Gelb meanwhile has remained sympathetic while refusing to make an overt stand. Over the weekend he wrote an opinion piece for Bloomberg News in which he stated that, “many members of our company join me in personally deploring the tyranny of Russia’s new antigay laws,” before adding, “We respect the right of activists to picket our opening night and we realize that we’ve provided them with a platform to further raise awareness about serious human rights issues abroad.” He even went as far as to maintain that, “Although Russia may officially be in denial about Tchaikovsky’s sexuality, we’re not. The Met is proud to present Russia’s great gay composer. That is a message, in itself.” A printed version of the article was subsequently inserted into the opening night programs.

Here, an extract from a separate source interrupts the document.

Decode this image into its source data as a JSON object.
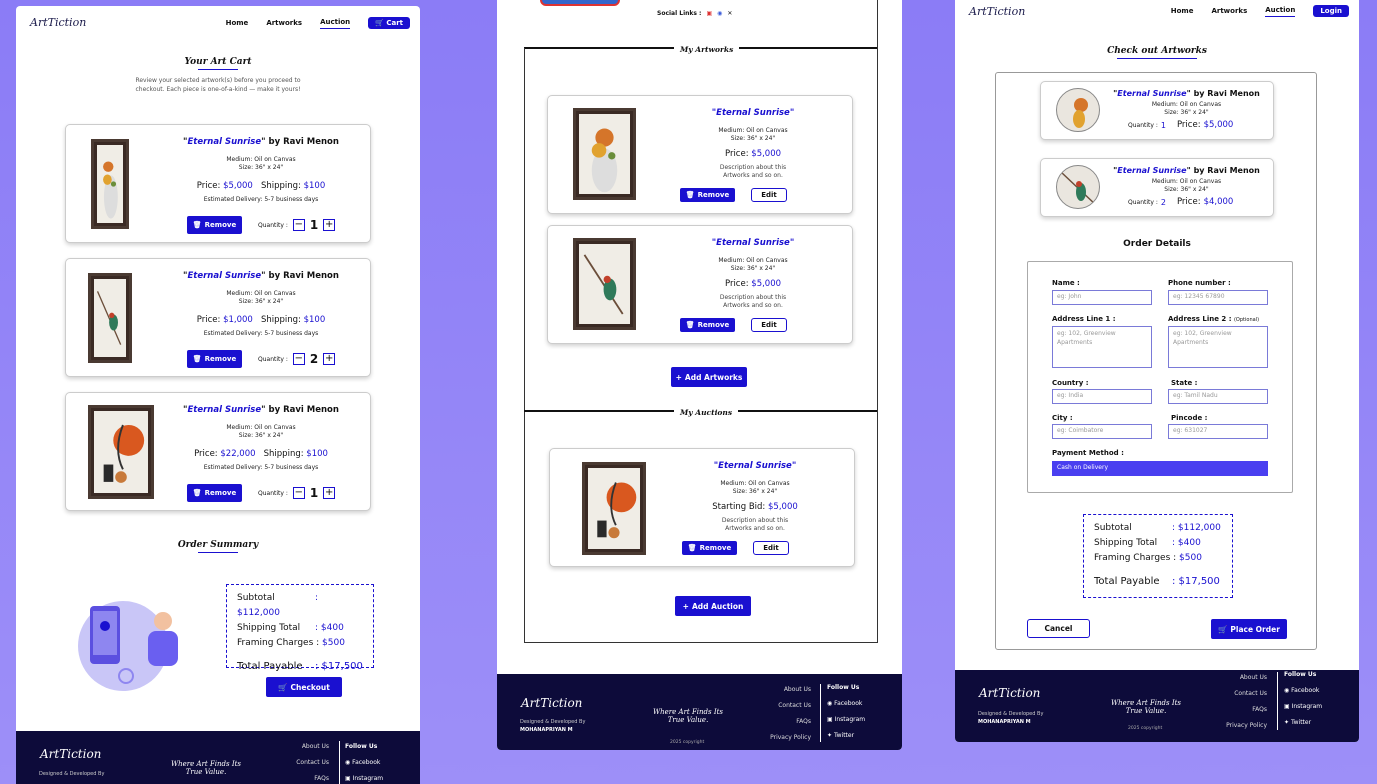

The composer Andrew Rudin, who started the online petition urging the Met to dedicate the performance to gay rights in Russia, had gathered more than 9,000 signatures by the time of the gala. After the event he was clearly satisfied with the outcome, emailing supporters and saying: “Metropolitan Opera General Manager in a most unusual way gave us exactly what we were asking for all along. His explanation, inserted into every program last night, about why the Met was NOT dedicating the evening, was (of course) in fact, a dedication. Rather like saying, do not under any circumstances think about a green and purple rhinoceros! AND, he’s interviewed on the subject for TV, wearing and displaying Rainbow suspenders under his tux. Everyone deserves credit for the effort made and the results achieved. I, at least, as the originator of the petition am quite satisfied that justice was served. Perhaps even more positively than had the Met simply agreed early on. My deepest gratitude to the more than 9000 who joined our cause.”